Submitting Spark batch applications to an instance group

Submit Spark batch applications to run on an instance group immediately.

Before you begin

You must be a cluster or consumer administrator, consumer user, or have the Spark Applications Submit permission to submit Spark batch applications to an instance group.
The instance group to which you submit Spark batch applications must be in the Started state, or the batch master URL must be available. The batch master URL is available when services associated with the instance group (such as notebooks) are started but the instance group itself is not.

Note: Spark batch applications, by default, run as the consumer execution user for the driver and executor. To run Spark batch applications as the submission user, you need to select Enable impersonation to have Spark applications run as the submission user in the instance group's configuration.

About this task

Follow this task to submit a Spark batch application immediately using the cluster management console. To schedule a Spark batch application to run at a particular time or to run periodically at specific intervals, see Scheduling Spark batch application submission to an instance group.

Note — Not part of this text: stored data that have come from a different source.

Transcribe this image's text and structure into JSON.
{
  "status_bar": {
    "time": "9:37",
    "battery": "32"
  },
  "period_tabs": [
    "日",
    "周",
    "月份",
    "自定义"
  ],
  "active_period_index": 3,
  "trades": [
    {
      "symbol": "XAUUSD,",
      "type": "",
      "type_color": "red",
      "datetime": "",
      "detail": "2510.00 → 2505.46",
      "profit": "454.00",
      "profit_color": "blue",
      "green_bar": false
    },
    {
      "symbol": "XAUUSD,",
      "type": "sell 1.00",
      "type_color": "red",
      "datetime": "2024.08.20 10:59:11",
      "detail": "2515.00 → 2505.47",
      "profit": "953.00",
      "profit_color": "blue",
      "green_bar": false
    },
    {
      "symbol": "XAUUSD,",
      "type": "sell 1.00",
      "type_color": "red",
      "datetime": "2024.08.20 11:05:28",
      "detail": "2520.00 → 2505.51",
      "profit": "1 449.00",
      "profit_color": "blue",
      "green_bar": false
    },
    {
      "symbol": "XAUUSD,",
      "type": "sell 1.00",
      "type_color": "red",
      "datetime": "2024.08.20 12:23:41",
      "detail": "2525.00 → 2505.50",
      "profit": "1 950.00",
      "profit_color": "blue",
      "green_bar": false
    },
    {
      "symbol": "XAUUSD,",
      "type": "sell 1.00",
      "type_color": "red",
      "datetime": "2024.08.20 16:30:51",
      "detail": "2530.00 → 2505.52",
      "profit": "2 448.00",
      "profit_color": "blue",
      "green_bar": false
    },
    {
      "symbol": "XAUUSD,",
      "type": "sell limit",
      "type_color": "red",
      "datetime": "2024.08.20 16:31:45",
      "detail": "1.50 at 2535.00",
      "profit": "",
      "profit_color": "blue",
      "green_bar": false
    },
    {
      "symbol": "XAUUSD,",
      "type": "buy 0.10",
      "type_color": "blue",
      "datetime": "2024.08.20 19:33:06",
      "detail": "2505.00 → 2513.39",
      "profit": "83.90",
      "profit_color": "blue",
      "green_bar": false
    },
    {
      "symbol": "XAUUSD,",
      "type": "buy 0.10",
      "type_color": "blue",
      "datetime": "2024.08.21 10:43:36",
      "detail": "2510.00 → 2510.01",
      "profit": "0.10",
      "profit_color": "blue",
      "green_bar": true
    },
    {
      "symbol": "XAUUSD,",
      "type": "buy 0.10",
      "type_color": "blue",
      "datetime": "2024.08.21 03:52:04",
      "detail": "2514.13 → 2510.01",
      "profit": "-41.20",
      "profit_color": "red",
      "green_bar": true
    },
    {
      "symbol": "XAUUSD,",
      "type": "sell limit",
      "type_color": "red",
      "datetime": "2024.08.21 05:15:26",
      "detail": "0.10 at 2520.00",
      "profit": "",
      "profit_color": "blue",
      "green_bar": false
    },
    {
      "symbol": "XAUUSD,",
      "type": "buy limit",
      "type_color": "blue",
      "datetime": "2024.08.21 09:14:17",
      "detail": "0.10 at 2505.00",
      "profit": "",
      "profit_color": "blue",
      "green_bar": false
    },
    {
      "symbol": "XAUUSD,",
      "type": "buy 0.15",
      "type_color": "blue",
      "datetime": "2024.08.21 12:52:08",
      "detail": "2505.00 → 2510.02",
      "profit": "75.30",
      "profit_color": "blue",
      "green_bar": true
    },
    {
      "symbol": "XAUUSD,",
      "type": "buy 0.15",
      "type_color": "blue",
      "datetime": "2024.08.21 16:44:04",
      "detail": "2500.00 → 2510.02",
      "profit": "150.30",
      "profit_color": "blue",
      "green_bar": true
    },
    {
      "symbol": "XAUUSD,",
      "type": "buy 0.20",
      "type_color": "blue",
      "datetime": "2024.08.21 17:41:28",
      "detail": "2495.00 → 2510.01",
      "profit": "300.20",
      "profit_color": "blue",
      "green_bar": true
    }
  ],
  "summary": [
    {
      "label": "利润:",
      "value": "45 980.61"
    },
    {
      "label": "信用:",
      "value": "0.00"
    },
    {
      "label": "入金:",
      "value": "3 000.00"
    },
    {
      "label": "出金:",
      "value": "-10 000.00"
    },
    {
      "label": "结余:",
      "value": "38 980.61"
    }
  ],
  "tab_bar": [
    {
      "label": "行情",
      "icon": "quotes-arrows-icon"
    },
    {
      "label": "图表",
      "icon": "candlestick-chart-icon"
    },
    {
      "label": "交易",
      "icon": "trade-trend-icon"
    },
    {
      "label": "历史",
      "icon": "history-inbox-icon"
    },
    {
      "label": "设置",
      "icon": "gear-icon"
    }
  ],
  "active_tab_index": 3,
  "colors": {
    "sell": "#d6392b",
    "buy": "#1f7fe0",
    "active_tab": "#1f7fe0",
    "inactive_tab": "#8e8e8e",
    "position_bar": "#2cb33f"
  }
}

Based on your permissions, you can submit Spark batch applications to instance groups from the My Applications & Notebooks page and the Instance Groups page. For a list of permissions that are required to view instance groups and submit Spark batch applications from the Instance Groups page, see Permission list.

The following parameters cannot be overridden if defined in the spark-submit command or other REST requests, such as cURL. The values are taken from the application's instance group configuration:

spark.authenticate
spark.shuffle.service.port
spark.ego.app.schedule.policy / SPARK_EGO_APP_SCHEDULE_POLICY
spark.ego.auth.mode / SPARK_EGO_AUTH_MODE
spark.ego.driver.container.type / SPARK_EGO_DRIVER_CONTAINER_TYPE
spark.ego.executor.container.type / SPARK_EGO_EXECUTOR_CONTAINER_TYPE
spark.ego.gpu.slots.per.task / SPARK_EGO_GPU_SLOTS_PER_TASK
spark.ego.impersonation / SPARK_EGO_IMPERSIONATION
spark.ego.logservice.port / SPARK_EGO_LOGSERVICE_PORT
spark.ego.slots.per.task or SPARK_EGO_SLOTS_PER_TASK

Procedure

From the cluster management console, go to My Applications & Notebooks.

To submit Spark batch applications from the Instance Groups page, click the instance group to submit the Spark batch application and click the Applications tab.
Click Run Application.
For Other options, write the spark-submit command:
1. Check the --master option that specifies the primary URL of the instance group to submit the Spark batch application. If required, click Change master to specify the primary URL where the Spark batch application must run.
2. Enter other options for the spark-submit command in the text box. Your spark-submit syntax could be:
```
--class main-class application-jar [application-arguments]
```
  - --class main-class is the fully qualified name of the class that contains the main method for the Java and Scala application. For SparkPi, the main class would be org.apache.spark.examples.SparkPi.
  - application-jar is the .jar file that contains your application and all its dependencies. For SparkPi, this value could be deployment_dir/spark-2.1.1-hadoop-2.7/examples/jars/spark-examples_2.11-2.1.1.jar.
  - (Optional) application-arguments are any arguments that must be passed to the main method of your main class.
  Tip: Use these tips to submit your Spark batch application:
  - To submit a sample application, click Load sample command. The system loads the command options to submit SparkPi, a sample application that is packaged with Spark and computes the value of Pi.
  - To submit Spark batch applications by using RESTful APIs, click Convert to REST command. The system converts the command to a REST command that you can use with cURL or other tools and scripting languages to submit the Spark batch application.
Select the Enable data connectors check box to enable data connectors for the Spark application:
1. Select the data connectors that you want to enable for the Spark application.
2. Select the data connector that specifies the fs.default.FS parameter in the Hadoop configuration file from the drop-down menu.
Click Submit.

Results

The Spark batch application is submitted to the specified instance group.

What to do next

Monitor the Spark batch application that is associated with the instance group. See Monitoring Spark applications.